Sex chromosome pairing and multivalent associations during meiosis in diploid and polyploid Silene latifolia

Sex chromosomes undergo various modifications that affect their synapsis during meiosis. While most of the genome achieves full synapsis by the end of pachytene, the non-recombining regions of XY (or ZW) chromosomes often remain asynaptic, and fail to form physical associations at metaphase I. Despite significant progress in animal models, the meiotic behaviour dynamics of plant sex chromosomes remain largely unexplored. In this study, we employed super-resolution microscopy to analyse 3D chromosome organization and the localization of key meiotic proteins. Namely, we studied the dynamics of ASY1, ZYP1, and HEI10, across the leptotene to pachytene stages, and compared sex chromosome behaviour in dioecious Silene latifolia with related gynodioecious S. vulgaris . Our findings show that both exhibits a class I crossover (CO) frequency comparable to mammals, indicating moderate COs per bivalent and their similar genetic determinants.

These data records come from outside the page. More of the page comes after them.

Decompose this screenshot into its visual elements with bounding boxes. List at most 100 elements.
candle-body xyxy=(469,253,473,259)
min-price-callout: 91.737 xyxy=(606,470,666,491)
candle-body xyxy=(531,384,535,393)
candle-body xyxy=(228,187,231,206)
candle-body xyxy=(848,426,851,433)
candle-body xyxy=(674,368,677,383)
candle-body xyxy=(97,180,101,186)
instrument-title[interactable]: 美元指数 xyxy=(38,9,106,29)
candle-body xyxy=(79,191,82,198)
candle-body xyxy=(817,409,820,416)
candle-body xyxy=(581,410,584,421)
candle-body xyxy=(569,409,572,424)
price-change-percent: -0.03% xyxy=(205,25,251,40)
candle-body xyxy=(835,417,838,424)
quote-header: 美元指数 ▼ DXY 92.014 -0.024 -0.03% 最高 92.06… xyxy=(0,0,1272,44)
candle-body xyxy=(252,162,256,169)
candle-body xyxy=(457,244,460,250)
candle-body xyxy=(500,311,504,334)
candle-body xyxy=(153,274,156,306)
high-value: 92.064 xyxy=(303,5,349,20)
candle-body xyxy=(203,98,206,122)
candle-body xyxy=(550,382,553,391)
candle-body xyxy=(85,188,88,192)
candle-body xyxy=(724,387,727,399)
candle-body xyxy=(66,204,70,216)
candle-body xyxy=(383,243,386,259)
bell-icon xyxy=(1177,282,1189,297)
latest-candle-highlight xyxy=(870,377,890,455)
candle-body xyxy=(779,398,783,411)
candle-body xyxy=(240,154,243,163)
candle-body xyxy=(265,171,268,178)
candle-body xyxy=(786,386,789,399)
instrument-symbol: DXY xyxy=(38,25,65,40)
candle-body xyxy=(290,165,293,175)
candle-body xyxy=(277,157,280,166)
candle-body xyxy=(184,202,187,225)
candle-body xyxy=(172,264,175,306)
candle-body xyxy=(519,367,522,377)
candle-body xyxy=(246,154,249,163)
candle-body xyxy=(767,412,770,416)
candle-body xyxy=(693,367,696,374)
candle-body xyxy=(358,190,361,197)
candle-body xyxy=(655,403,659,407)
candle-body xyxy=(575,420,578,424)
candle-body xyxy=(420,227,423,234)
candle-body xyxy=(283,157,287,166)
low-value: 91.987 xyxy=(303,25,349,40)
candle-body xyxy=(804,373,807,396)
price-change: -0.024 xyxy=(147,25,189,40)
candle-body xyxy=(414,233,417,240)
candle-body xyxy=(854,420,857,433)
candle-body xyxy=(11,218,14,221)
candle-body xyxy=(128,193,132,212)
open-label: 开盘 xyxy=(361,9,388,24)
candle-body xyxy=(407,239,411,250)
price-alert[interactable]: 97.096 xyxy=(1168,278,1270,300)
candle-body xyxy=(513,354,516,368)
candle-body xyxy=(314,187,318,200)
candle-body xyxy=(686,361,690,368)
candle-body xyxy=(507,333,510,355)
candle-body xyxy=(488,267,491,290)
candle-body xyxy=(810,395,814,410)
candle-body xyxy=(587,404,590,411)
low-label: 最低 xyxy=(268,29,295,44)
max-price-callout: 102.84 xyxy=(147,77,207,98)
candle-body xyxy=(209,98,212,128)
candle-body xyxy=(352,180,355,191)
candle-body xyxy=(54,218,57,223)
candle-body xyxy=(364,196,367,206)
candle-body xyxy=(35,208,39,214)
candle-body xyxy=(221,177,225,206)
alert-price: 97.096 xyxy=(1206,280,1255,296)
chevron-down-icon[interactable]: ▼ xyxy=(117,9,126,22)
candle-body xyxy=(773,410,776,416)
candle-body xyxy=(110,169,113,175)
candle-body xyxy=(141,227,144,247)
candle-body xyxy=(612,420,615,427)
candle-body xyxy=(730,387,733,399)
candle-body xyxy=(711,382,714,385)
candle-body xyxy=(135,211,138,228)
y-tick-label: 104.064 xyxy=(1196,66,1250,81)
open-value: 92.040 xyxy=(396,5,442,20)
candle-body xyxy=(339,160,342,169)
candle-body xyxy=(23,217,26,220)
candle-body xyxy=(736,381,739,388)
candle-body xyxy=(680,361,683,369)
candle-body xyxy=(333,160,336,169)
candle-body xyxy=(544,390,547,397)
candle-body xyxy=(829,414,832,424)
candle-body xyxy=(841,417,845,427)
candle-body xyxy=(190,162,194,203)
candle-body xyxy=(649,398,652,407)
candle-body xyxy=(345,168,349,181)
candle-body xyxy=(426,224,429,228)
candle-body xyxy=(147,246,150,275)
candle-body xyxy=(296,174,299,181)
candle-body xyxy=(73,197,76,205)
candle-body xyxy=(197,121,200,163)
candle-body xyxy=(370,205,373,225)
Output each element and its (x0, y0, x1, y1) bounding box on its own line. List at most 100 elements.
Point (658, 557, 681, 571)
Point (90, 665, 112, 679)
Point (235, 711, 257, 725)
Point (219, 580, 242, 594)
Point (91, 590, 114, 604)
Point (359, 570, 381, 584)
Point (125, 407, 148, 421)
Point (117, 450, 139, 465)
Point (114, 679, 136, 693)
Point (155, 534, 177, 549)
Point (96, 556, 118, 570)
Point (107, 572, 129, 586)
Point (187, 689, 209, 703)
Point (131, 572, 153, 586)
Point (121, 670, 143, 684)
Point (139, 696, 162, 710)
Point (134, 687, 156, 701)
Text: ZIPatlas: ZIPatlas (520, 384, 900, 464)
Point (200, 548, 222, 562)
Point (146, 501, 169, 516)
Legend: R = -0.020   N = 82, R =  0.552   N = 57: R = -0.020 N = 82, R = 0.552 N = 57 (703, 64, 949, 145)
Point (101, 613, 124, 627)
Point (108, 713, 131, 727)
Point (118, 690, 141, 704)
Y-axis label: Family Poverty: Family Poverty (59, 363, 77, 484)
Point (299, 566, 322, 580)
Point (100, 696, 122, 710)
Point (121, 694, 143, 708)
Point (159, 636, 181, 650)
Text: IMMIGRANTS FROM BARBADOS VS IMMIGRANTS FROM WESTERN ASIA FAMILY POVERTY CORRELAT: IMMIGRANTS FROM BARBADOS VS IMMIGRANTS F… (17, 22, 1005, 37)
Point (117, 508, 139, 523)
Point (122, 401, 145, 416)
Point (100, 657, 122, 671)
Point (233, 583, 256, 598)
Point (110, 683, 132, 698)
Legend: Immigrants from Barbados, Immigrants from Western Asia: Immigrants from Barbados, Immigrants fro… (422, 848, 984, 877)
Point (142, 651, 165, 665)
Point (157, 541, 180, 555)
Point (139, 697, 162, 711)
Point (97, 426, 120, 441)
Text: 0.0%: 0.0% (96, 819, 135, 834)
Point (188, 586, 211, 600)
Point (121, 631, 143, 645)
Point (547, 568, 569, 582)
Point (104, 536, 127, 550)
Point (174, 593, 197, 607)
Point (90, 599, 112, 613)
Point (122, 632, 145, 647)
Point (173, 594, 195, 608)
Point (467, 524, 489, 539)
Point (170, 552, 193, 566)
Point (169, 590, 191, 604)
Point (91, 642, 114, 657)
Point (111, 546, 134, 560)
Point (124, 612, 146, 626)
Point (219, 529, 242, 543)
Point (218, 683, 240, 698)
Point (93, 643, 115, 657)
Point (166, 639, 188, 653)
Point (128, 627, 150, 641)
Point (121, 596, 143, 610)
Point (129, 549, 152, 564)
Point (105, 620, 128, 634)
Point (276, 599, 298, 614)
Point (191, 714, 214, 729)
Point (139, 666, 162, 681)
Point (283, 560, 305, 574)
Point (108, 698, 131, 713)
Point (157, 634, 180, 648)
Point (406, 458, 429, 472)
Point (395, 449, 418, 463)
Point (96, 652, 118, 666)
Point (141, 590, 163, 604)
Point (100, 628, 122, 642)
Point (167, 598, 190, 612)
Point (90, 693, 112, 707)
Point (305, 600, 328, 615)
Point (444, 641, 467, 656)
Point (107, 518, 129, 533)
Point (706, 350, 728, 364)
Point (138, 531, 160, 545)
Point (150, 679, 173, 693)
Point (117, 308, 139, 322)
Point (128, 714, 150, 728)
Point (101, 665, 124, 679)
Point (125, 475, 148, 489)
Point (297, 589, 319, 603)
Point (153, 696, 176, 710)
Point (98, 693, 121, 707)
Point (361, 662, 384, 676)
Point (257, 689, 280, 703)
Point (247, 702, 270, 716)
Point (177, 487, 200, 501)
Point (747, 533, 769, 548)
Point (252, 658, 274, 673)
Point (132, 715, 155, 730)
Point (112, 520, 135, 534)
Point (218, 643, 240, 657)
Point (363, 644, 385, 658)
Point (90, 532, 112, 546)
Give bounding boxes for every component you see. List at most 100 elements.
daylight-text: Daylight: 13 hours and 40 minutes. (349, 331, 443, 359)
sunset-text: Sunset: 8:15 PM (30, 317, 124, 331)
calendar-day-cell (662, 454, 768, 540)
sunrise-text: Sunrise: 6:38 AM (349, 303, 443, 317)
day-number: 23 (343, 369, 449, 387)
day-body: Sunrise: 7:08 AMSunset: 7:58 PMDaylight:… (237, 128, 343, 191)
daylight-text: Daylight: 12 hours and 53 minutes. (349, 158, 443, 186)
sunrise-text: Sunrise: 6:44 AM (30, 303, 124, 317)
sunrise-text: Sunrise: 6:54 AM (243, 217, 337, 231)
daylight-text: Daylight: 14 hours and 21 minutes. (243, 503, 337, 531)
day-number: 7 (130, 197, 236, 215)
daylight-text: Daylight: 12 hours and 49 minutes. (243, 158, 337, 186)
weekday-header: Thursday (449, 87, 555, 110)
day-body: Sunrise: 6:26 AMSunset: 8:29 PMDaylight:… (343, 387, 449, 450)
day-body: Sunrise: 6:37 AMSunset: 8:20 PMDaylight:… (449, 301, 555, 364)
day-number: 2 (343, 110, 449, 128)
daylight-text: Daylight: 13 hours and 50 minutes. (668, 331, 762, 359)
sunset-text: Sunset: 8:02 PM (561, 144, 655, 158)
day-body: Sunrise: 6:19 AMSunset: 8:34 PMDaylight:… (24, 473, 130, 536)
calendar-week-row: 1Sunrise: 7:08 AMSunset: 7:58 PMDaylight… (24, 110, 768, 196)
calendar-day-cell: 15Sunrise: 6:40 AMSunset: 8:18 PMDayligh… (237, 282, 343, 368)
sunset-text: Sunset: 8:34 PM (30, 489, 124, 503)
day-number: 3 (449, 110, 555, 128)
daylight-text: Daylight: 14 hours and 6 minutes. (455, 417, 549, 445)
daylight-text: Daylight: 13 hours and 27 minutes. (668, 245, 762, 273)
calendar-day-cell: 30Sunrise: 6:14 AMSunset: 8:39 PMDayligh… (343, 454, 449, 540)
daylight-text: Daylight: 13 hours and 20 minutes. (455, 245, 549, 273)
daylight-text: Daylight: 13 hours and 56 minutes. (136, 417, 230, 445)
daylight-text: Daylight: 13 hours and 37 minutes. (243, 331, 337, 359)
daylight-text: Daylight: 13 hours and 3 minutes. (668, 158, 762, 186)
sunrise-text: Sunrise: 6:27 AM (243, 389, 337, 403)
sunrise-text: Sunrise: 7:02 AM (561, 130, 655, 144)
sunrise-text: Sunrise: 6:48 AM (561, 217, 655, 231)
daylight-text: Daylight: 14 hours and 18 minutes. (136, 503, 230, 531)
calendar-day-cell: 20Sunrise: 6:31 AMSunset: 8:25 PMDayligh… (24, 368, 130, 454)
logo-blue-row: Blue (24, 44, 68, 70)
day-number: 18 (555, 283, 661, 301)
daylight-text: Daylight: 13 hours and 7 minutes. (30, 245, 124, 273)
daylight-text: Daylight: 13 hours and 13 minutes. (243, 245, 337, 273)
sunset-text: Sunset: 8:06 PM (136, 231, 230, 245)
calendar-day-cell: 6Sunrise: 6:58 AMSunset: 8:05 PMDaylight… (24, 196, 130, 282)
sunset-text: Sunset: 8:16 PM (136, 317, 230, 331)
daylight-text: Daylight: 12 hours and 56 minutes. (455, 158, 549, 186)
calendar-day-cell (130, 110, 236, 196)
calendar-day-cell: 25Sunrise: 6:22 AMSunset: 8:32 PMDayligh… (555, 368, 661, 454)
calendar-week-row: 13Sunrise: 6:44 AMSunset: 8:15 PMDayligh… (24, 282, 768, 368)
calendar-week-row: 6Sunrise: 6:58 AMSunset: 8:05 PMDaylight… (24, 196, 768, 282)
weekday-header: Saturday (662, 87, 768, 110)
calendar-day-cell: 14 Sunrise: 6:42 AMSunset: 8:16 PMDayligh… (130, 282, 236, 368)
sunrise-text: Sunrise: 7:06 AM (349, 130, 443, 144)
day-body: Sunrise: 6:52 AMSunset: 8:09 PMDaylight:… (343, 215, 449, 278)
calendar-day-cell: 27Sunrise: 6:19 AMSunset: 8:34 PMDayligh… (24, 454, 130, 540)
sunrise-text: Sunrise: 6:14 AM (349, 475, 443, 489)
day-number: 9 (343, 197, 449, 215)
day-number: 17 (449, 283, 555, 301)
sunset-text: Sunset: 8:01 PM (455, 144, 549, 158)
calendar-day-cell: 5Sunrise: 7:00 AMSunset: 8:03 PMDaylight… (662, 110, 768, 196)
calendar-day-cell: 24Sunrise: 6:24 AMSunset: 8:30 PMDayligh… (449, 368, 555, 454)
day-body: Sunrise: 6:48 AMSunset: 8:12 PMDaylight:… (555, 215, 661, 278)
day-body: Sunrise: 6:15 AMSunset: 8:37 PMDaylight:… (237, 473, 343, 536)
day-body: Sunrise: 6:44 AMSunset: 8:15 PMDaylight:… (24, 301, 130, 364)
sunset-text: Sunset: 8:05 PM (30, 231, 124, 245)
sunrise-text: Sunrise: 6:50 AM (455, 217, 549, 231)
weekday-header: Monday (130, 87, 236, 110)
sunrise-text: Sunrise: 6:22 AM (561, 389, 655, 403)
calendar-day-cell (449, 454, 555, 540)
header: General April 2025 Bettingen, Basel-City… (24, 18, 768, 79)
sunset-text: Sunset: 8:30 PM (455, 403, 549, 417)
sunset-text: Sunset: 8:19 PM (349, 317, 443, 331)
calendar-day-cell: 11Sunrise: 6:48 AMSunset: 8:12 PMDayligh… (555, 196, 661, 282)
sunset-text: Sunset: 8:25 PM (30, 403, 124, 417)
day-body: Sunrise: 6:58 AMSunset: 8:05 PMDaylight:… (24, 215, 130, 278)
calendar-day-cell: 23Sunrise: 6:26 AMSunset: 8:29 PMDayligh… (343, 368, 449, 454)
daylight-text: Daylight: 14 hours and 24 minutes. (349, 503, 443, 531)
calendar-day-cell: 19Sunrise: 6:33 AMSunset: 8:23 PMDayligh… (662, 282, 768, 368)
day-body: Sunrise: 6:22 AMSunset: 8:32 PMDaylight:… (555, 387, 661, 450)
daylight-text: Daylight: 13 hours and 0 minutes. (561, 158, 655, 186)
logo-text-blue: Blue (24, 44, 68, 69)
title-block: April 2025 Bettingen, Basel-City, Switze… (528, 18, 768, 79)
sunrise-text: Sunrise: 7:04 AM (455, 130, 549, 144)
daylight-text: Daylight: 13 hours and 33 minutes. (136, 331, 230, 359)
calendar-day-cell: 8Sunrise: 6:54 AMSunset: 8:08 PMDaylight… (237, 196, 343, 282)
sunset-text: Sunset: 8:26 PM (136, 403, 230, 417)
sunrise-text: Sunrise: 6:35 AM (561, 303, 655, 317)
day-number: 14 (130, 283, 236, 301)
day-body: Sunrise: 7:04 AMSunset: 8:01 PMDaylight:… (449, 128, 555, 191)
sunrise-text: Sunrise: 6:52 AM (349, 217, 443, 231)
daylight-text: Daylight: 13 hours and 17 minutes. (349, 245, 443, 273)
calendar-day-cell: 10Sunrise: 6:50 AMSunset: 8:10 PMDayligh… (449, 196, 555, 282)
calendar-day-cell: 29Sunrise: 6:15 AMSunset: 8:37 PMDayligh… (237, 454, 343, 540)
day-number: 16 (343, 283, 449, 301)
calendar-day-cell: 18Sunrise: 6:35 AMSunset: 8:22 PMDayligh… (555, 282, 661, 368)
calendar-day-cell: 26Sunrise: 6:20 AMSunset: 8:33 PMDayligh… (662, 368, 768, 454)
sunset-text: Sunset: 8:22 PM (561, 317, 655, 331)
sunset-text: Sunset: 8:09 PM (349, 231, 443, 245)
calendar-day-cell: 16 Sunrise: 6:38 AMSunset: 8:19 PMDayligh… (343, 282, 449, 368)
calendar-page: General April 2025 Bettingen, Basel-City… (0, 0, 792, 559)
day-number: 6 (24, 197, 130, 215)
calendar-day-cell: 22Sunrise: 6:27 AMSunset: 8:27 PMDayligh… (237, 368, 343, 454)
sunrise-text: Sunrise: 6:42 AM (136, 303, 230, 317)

We document variation in sex chromosome configurations, from rod bivalents in diploids to open-ring tetravalents in autopolyploids, and characterize Y chromosome behaviour across XXY, XXXY, and XXYY karyotypes. These results reveal pronounced variation in pairing and synaptic patterns, even within a shared genetic background. We discuss how these patterns reflect the evolutionary trajectory of the non-recombining region and provide the most detailed cytogenetic analysis of sex chromosome pairing in a plant with evolutionary young sex chromosomes.